Dengan demikian jika aktivitas pembinaan keislaman menyebar di
seluruh SMU/SMK maka akan semakin banyak wilayah yang terwarnai
dengan nilai-nilai keislaman hingga nantinya dakwah akan semakin
menyebar.
Keempat,
waktu para remaja-pelajar lebih banyak dihabiskan di luar rumah
(sekolah 7 jam sehari; Bimbel/kursus/ekskul 2-4 jam sehari).

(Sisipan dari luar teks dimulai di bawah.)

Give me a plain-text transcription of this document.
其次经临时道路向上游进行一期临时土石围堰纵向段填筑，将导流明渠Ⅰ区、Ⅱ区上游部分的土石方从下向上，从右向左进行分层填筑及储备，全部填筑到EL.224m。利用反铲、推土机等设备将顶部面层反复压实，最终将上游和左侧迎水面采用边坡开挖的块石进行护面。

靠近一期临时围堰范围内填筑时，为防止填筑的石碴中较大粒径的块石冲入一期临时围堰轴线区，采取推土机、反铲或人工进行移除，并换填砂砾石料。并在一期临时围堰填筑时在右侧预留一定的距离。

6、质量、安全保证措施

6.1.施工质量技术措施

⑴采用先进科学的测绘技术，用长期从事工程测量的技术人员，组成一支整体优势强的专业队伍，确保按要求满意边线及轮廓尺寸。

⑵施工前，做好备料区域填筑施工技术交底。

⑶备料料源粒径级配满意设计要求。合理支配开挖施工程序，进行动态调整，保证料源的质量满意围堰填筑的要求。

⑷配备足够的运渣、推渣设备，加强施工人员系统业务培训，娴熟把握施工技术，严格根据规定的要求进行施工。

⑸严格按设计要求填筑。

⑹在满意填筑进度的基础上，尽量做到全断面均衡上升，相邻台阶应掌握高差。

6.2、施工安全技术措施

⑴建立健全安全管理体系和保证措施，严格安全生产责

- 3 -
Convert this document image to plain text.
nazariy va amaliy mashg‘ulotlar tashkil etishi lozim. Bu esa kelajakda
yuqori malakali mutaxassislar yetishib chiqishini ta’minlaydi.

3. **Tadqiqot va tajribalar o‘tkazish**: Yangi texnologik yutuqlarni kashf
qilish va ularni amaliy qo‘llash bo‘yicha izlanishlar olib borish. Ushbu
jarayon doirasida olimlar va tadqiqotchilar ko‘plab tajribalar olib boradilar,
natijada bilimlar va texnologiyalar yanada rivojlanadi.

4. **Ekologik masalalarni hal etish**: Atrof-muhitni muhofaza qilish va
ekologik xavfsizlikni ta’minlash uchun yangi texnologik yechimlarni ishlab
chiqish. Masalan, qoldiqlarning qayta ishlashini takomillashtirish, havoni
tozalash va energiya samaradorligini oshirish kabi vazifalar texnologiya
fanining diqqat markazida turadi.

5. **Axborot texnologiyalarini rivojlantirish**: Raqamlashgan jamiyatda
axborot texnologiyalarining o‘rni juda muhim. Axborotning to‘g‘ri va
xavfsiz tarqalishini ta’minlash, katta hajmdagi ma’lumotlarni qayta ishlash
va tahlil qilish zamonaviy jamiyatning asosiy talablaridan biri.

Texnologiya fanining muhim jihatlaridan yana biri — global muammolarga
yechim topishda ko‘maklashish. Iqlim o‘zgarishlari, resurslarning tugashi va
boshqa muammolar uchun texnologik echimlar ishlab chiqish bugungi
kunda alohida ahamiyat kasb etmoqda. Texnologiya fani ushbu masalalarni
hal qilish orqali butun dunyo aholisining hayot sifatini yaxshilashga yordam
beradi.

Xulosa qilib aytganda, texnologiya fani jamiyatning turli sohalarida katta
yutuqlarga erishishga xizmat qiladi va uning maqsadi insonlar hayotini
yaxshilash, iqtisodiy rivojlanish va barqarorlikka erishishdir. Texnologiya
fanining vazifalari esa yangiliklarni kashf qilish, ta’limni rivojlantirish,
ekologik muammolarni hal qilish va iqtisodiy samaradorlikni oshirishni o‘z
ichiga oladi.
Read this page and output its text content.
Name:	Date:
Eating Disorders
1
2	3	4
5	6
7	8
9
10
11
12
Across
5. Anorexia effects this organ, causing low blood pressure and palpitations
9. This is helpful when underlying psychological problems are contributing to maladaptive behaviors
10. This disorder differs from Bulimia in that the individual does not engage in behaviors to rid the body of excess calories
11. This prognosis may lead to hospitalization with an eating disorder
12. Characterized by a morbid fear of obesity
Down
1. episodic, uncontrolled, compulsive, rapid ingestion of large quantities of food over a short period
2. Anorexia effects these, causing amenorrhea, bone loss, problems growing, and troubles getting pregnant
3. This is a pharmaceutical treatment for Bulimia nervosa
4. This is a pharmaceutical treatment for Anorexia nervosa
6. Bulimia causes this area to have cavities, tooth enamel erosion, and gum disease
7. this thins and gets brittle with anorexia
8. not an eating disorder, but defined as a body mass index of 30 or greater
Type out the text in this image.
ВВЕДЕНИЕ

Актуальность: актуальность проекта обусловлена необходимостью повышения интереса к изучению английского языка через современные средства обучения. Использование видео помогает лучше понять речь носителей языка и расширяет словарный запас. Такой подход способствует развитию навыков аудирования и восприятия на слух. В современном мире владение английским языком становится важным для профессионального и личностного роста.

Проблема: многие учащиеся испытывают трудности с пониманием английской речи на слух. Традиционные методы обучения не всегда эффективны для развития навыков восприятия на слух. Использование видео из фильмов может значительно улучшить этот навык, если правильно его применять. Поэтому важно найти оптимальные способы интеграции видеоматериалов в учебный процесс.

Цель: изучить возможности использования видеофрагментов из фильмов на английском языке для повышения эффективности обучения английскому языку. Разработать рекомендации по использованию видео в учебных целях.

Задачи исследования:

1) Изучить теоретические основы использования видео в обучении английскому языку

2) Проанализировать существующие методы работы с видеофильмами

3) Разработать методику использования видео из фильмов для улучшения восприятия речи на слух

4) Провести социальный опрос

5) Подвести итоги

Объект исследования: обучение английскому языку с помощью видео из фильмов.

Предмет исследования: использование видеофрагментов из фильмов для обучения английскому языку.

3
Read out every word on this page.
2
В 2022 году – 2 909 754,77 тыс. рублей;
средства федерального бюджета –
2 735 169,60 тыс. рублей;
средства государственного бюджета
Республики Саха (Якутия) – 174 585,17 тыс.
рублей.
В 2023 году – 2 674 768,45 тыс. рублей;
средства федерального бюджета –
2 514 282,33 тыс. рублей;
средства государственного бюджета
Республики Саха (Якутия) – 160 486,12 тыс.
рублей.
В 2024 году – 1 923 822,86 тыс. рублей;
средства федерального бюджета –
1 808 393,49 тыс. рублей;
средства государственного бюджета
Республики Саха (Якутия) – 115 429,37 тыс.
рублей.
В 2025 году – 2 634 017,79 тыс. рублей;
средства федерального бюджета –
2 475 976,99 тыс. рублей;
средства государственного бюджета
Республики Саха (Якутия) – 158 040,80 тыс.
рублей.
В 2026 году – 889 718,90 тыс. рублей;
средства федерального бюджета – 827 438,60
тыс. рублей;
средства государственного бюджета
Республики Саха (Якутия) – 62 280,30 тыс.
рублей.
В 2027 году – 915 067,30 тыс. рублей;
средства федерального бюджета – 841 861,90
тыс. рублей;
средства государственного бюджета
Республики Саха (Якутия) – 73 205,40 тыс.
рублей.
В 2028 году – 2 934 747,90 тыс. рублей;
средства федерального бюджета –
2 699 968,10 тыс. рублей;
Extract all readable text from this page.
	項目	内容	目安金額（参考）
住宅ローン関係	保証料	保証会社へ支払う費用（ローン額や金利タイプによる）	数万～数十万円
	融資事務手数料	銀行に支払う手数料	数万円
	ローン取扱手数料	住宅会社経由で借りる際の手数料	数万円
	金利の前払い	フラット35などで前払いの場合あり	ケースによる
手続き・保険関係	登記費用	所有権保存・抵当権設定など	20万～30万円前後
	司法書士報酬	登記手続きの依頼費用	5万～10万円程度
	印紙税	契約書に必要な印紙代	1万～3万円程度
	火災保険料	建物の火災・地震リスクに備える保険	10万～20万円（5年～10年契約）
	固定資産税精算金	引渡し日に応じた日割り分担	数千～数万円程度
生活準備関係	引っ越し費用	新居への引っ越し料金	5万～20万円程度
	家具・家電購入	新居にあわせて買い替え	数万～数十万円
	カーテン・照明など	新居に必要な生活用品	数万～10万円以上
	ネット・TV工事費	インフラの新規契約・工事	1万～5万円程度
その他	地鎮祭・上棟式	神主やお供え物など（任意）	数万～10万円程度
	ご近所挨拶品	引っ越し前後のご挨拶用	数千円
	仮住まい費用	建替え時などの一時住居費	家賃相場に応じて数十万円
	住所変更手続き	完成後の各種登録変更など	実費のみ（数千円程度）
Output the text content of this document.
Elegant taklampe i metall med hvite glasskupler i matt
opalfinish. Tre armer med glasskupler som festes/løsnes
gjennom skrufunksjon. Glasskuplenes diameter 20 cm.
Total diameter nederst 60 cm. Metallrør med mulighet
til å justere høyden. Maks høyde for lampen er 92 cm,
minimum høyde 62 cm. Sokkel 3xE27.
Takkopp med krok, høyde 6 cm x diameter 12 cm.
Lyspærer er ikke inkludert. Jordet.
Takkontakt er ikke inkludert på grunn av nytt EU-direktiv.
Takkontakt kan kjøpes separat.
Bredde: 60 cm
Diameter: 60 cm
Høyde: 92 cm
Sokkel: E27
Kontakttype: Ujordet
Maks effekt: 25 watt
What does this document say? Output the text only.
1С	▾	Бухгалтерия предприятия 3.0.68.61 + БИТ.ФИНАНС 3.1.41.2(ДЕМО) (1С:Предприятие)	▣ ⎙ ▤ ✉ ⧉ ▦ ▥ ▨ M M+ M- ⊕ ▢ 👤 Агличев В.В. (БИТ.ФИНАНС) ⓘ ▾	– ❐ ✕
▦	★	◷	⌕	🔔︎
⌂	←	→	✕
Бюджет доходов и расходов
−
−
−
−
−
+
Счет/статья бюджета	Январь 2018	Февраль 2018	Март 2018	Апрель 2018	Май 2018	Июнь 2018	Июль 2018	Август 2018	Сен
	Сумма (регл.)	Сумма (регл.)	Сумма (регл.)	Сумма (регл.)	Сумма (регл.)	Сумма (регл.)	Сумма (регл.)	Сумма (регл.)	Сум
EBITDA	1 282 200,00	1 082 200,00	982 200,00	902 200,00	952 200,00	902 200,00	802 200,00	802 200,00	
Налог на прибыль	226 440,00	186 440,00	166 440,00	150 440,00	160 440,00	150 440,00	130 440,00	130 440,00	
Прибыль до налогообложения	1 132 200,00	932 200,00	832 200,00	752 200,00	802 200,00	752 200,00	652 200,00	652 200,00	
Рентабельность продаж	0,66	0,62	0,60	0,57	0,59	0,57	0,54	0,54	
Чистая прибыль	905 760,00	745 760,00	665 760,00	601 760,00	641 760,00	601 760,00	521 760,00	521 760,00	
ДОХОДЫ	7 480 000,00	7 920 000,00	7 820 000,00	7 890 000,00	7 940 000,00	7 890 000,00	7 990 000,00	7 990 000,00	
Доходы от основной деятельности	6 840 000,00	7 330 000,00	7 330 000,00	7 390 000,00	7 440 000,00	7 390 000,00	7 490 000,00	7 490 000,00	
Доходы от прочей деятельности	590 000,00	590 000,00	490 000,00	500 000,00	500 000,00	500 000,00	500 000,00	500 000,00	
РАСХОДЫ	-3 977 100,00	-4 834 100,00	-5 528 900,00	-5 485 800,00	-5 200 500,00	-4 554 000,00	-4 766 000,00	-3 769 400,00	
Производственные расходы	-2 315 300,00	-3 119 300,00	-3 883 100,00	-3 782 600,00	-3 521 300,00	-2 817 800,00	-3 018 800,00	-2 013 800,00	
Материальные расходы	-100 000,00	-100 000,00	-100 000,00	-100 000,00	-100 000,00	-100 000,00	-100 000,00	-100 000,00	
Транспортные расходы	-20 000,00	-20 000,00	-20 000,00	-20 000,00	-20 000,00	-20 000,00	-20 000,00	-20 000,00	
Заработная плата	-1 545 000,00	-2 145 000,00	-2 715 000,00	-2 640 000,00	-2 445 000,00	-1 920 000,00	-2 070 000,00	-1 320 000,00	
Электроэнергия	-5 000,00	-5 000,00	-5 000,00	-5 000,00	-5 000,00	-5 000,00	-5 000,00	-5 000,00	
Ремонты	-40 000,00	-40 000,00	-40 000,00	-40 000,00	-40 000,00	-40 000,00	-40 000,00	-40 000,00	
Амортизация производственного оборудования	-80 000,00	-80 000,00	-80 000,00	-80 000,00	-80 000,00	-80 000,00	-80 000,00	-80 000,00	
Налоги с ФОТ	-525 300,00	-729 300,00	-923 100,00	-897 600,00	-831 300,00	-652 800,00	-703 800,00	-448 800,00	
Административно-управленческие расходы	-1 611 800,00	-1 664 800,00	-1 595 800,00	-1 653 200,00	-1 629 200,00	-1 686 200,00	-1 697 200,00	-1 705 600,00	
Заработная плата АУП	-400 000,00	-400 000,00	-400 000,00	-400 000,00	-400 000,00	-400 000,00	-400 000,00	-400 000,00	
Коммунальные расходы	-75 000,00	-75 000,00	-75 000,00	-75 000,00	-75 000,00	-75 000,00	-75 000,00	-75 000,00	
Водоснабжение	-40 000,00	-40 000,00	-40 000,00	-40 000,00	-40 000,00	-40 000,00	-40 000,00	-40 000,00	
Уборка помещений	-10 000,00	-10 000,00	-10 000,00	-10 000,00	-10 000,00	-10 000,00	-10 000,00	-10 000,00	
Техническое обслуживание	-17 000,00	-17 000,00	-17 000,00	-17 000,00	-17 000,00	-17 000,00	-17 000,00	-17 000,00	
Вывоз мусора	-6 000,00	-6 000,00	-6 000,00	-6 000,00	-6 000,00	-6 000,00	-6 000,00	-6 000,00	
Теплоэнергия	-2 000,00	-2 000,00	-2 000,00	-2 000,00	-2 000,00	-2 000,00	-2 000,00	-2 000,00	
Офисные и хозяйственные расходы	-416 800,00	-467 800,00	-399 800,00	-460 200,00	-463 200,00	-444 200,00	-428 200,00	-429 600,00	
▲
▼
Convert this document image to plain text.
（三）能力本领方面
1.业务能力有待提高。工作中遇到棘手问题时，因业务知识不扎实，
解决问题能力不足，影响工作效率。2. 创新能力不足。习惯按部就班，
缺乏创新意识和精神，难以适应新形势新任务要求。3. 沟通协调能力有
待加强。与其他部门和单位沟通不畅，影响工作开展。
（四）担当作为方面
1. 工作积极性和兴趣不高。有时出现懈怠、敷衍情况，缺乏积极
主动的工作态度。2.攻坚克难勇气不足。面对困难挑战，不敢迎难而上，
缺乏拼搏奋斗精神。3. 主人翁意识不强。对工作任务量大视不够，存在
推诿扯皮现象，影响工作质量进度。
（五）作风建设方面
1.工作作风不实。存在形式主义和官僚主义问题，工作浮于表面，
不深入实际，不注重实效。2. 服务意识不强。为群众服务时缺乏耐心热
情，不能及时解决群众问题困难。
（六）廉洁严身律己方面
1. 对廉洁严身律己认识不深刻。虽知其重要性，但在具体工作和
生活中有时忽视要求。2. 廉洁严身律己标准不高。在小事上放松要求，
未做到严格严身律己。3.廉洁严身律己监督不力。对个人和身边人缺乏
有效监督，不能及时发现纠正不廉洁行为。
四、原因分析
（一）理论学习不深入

Dengan demikian aktivitas mereka di luar rumah sebagian besar
adalah di sekolah. Bila porsi waktu yang banyak ini dimanfaatkan
untuk mengenalkan Islam lewat dakwah sekolah, insya Allah sangat
berguna.
Melihat
berbagai hal di atas, maka sangat nampak bahwa prospek
penerimaan (dakwah) Islam di kalangan remaja-pelajar SMU/SMK
sangat cerah, asalkan ada pihak-pihak yang berkomitmen untuk
melakukannya. Sejalan dengan perkembangan dakwah yang ada secara
umum serta perkembangan zaman yang memasuki era globalisasi,
memang nampak dan dirasakan bahwa peningkatan (perhatian) dakwah
di kalangan remaja-pelajar ini sangat perlu dilakukan mengingat
adanya tuntutan dan realita sebagai berikut:
Sekolah
merupakan lembaga pendidikan yang menghasilkan kalangan
terpelajar sebagai aset bagi kepemimpinan ummat dan bangsa di
masa mendatang, karena tiu semakin banyak pelajar yang komitmen
terhadap nilai-nilai Islam lebih menjamin banyaknya nilai-nilai
kebaikan yang mewarnai kehidupan di masa depan.
Para
remaja khususnya pelajar merupakan pelaku penyimpangan perilaku
seksual dan sosial yang cukup besar, hal ini dapat kita lihat
dari realita dalam prolog di atas. Sebab mereka merupakan
sasaran terbesar Ghazwul Fikri dan arus informasi musuh-musuh
Islam. Kita juga dapat mengamati bahwa mode dan trend (baik atau
buruk) sangat mudah berkembang di kalangan remaja karena sifat
mereka yang mudah meniru dan spontan. Hal ini juga sekaligus
merupakan dakwah terbesar di kalangan remaja.
Dakwah
sekolah merupakan tuntutan untuk menjaga kesinambungan rantai
dakwah. Aktivitas dakwah di kalangan generasi berikutnya
(kampus), sangat ditentukan dengan keberhasilan dakwah di
lingkungan sekolah. Begitu juga dakwah di masyarakat umum akan
lebih mudah dengan adanya dakwah sekolah. Sebab lebih mudah
menyebarkan suatu nilai/idealisme di kalangan remaja yang masih
berkembang pemikirannya serta dalam masa pencarian jati diri
sehingga akan semakin mantap ketika ia memasuki dunia perguruan
tinggi atau kembali ke masyarakat, daripada harus mulai
mengenalkan Islam ketika mereka sudah di PT atau di masyarakat.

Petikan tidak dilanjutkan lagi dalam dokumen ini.